Free + clear: Beyond the core
Winston Churchill once observed that “the Balkans produce more history than they can consume.” During the 2016 election cycle, it became evident that North Carolina produces more politics than we can consume locally. Our races for president, U.S. Senate, governor and even state legislature made headlines and newscasts across the country — as did a wave of disasters that were natural (Hurricane Matthew), social (the riots following the police-related shooting in Charlotte) and political (the tussle between Charlotte and the General Assembly that resulted in House Bill 2).
Some of the resulting journalism and analysis shed great light on the fascinating history and uncertain future of our state. Some of it properly described North Carolina politics, in all its competitiveness and complexity, as a microcosm of national trends. Other coverage was superficial and shoddy, none more so than the frequent assertion that our electoral contests and political conflicts were all about divisions between urban and rural.
Truly urban places — those with population densities well north of 1,000 people per square mile — remain relatively rare in North Carolina, although there are certainly more than in the past. Some analysts use a looser definition of 750 people per square mile. By that measure, six North Carolina counties qualify as urban: Mecklenburg, Wake, Durham, New Hanover, Guilford and Forsyth. Of course, many people in those counties live in suburbs or traditional small towns, but if we go with this standard, then about 36% of the votes cast in the 2016 elections came from urban counties, roughly the same proportion as in the 2012 elections.
Democrats outpoll Republicans in these places.

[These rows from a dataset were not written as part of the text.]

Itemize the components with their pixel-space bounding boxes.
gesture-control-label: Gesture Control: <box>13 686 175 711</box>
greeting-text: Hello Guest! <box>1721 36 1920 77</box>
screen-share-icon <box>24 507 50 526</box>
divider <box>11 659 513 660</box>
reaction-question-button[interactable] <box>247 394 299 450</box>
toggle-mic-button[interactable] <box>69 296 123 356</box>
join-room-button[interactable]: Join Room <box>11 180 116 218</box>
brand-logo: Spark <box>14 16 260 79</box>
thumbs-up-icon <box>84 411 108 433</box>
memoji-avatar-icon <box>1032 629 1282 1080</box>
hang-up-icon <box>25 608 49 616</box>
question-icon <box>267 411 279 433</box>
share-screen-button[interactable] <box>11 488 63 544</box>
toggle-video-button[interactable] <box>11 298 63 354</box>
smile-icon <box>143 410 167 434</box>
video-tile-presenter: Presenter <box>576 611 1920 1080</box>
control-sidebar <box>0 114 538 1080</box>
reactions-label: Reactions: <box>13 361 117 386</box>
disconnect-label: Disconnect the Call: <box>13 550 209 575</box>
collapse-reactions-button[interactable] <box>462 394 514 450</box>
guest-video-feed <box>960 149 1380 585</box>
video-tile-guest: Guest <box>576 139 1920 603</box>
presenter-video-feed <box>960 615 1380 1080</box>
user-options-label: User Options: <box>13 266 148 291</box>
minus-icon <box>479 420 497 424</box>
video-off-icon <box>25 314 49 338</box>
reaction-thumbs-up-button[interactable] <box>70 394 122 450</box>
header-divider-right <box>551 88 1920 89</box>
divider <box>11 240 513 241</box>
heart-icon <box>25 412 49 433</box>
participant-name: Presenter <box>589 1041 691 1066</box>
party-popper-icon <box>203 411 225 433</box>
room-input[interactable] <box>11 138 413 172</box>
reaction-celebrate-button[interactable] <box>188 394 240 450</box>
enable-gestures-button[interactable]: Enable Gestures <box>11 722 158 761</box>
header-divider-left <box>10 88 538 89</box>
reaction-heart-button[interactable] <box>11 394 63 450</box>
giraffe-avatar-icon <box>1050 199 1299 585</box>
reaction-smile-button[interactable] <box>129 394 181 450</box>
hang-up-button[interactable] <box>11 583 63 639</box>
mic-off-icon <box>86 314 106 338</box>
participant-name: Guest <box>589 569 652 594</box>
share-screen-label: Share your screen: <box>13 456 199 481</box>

But unless the proportions become more gargantuan, Democrats can’t win competitive statewide elections just by turning out their urban base. During the 2016 campaigns, more than one out-of-state reporter asked me if North Carolina politics really just comes down to what happens in fast-growing Wake and Mecklenburg. “Democrats better hope not,” I replied, “because if that’s true, they’ll be crushed.”
Roy Cooper was one Democrat who knew better. A native of the eastern North Carolina community of Rocky Mount, which he represented in the state legislature for many years before his election as attorney general in 2000, Cooper recognized that the 80% of voters who live somewhere other than Wake and Mecklenburg still mattered. His gubernatorial campaign didn’t just hope to turn out the modern Democratic base. It also targeted older Democrats in rural communities who had long histories before 2012 of voting Republican for president and Democratic for governor, as well as suburban voters, often younger or born elsewhere, who might split their tickets on the basis of issues such as education funding or HB2.
The result was that Pat McCrory got about 63,000 fewer votes than Donald Trump did in North Carolina, while Cooper outpolled Hillary Clinton by nearly 120,000. This differential didn’t present itself in Wake and Mecklenburg, where McCrory outpolled Trump (but fell significantly short of his 2012 numbers). Among North Carolina voters who identified themselves as urban in exit polls, Cooper and Clinton both got 61% of the vote. Among suburban voters, Cooper won 39% to Clinton’s 37%. Among rural voters, Cooper won 44% to Clinton’s 40%.
Every Democrat running statewide in North Carolina won the urban vote convincingly. But most lost their races. That’s because nearly two-thirds of the state’s voters live in suburbs, small cities, small towns or rural communities. Successful Republicans run up the score there. Competitive Democrats stop them.